If an ED clinician orders buprenorphine–naloxone during the overnight hours, Hayes said, a pharmacist from the inpatient team ensures that the patient, an outpatient, receives the 2-dose buprenorphine–naloxone prescription bottle and counseling.

He said the hospital, for now, is “essentially eating the cost” of that 2-day buprenorphine–naloxone supply “just to ensure that we have a good transition for the patient to get to our Bridge Clinic for further care.”

The hospital’s participation in the 340B Drug Pricing Program lowers the acquisition price “a little,” Hayes said.

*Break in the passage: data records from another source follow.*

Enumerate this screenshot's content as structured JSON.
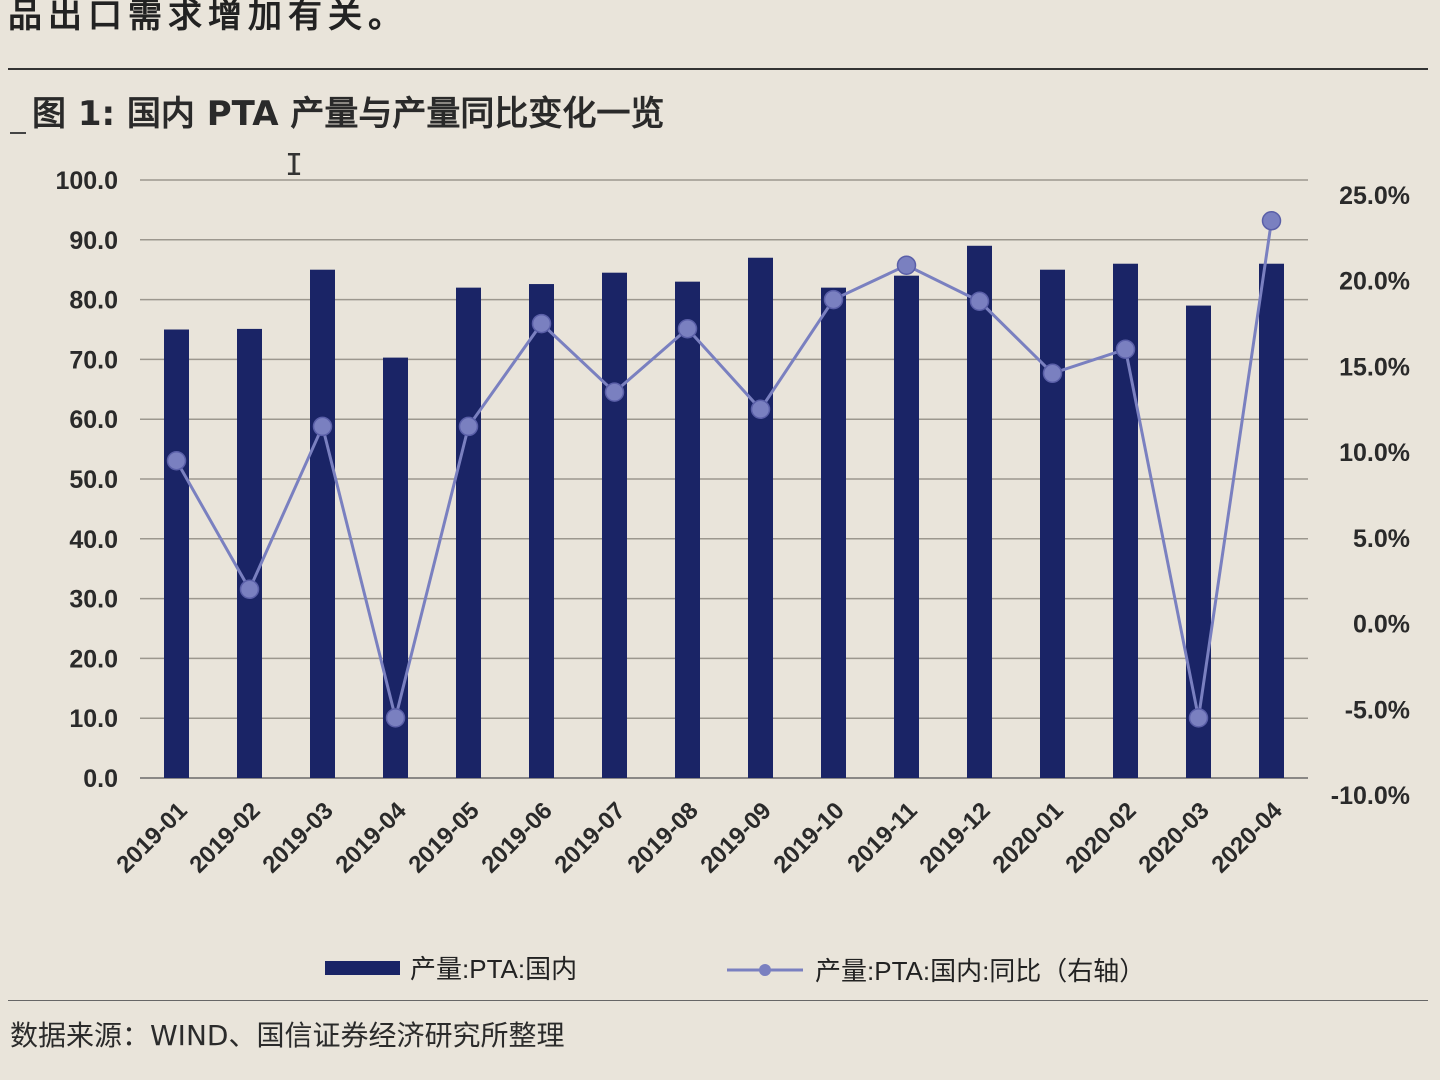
{
  "intro_text": "品出口需求增加有关。",
  "figure_title": "图 1: 国内 PTA 产量与产量同比变化一览",
  "source": "数据来源：WIND、国信证券经济研究所整理",
  "chart_data": {
    "type": "bar",
    "categories": [
      "2019-01",
      "2019-02",
      "2019-03",
      "2019-04",
      "2019-05",
      "2019-06",
      "2019-07",
      "2019-08",
      "2019-09",
      "2019-10",
      "2019-11",
      "2019-12",
      "2020-01",
      "2020-02",
      "2020-03",
      "2020-04"
    ],
    "series": [
      {
        "name": "产量:PTA:国内",
        "type": "bar",
        "axis": "left",
        "color": "#1a2466",
        "values": [
          75.0,
          75.1,
          85.0,
          70.3,
          82.0,
          82.6,
          84.5,
          83.0,
          87.0,
          82.0,
          84.0,
          89.0,
          85.0,
          86.0,
          79.0,
          86.0
        ]
      },
      {
        "name": "产量:PTA:国内:同比（右轴）",
        "type": "line",
        "axis": "right",
        "color": "#7a80c0",
        "values": [
          9.5,
          2.0,
          11.5,
          -5.5,
          11.5,
          17.5,
          13.5,
          17.2,
          12.5,
          18.9,
          20.9,
          18.8,
          14.6,
          16.0,
          -5.5,
          23.5
        ]
      }
    ],
    "y_left": {
      "min": 0,
      "max": 100,
      "step": 10,
      "tick_labels": [
        "0.0",
        "10.0",
        "20.0",
        "30.0",
        "40.0",
        "50.0",
        "60.0",
        "70.0",
        "80.0",
        "90.0",
        "100.0"
      ]
    },
    "y_right": {
      "min": -10,
      "max": 25,
      "step": 5,
      "tick_labels": [
        "-10.0%",
        "-5.0%",
        "0.0%",
        "5.0%",
        "10.0%",
        "15.0%",
        "20.0%",
        "25.0%"
      ]
    },
    "grid": true,
    "legend": "bottom",
    "legend_labels": [
      "产量:PTA:国内",
      "产量:PTA:国内:同比（右轴）"
    ]
  }
}
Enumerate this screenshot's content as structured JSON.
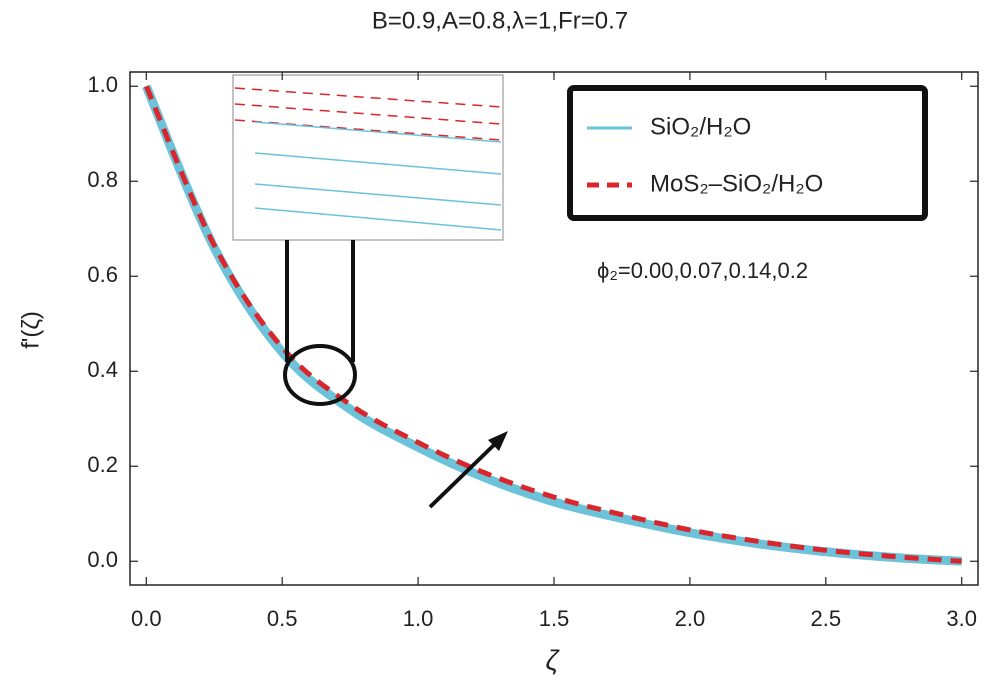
{
  "chart_data": {
    "type": "line",
    "title": "B=0.9,A=0.8,λ=1,Fr=0.7",
    "x_label": "ζ",
    "y_label": "f'(ζ)",
    "annotation": "ϕ₂=0.00,0.07,0.14,0.2",
    "x": [
      0,
      0.25,
      0.5,
      0.75,
      1.0,
      1.25,
      1.5,
      1.75,
      2.0,
      2.25,
      2.5,
      2.75,
      3.0
    ],
    "series": [
      {
        "name": "SiO₂/H₂O",
        "color": "#6cc3d9",
        "values": [
          1.0,
          0.66,
          0.44,
          0.32,
          0.24,
          0.175,
          0.125,
          0.09,
          0.06,
          0.037,
          0.02,
          0.008,
          0.0
        ]
      },
      {
        "name": "MoS₂–SiO₂/H₂O",
        "color": "#d9262c",
        "values": [
          1.0,
          0.665,
          0.45,
          0.33,
          0.25,
          0.185,
          0.135,
          0.098,
          0.066,
          0.042,
          0.023,
          0.01,
          0.0
        ]
      }
    ],
    "xlim": [
      -0.06,
      3.06
    ],
    "ylim": [
      -0.05,
      1.03
    ],
    "xticks": [
      {
        "value": 0,
        "label": "0.0"
      },
      {
        "value": 0.5,
        "label": "0.5"
      },
      {
        "value": 1,
        "label": "1.0"
      },
      {
        "value": 1.5,
        "label": "1.5"
      },
      {
        "value": 2,
        "label": "2.0"
      },
      {
        "value": 2.5,
        "label": "2.5"
      },
      {
        "value": 3,
        "label": "3.0"
      }
    ],
    "yticks": [
      {
        "value": 0,
        "label": "0.0"
      },
      {
        "value": 0.2,
        "label": "0.2"
      },
      {
        "value": 0.4,
        "label": "0.4"
      },
      {
        "value": 0.6,
        "label": "0.6"
      },
      {
        "value": 0.8,
        "label": "0.8"
      },
      {
        "value": 1,
        "label": "1.0"
      }
    ]
  }
}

That’s not the long-term plan for funding the drug piece of the ED program, he added.

In place for a much longer time than buprenorphine–naloxone dispensing, Hayes said, is naloxone dispensing by the emergency medicine pharmacists.

Maguire said that when she removed the buprenorphine–naloxone prescription bottle from the automated dispensing cabinet, she also removed a 2-dose package of naloxone nasal spray.

“He was very thankful for it,” she said of the man she counseled. “He even told me that somebody had had to use it on him before.”

Maguire said she does not know whether the man went the next day to the Substance Use Disorder Bridge Clinic.

Hayes reported that as of March 30, the emergency medicine pharmacists had helped 4 patients start their recovery from opioid use disorder.

[This news story appears in the May 1, 2018, issue of AJHP.]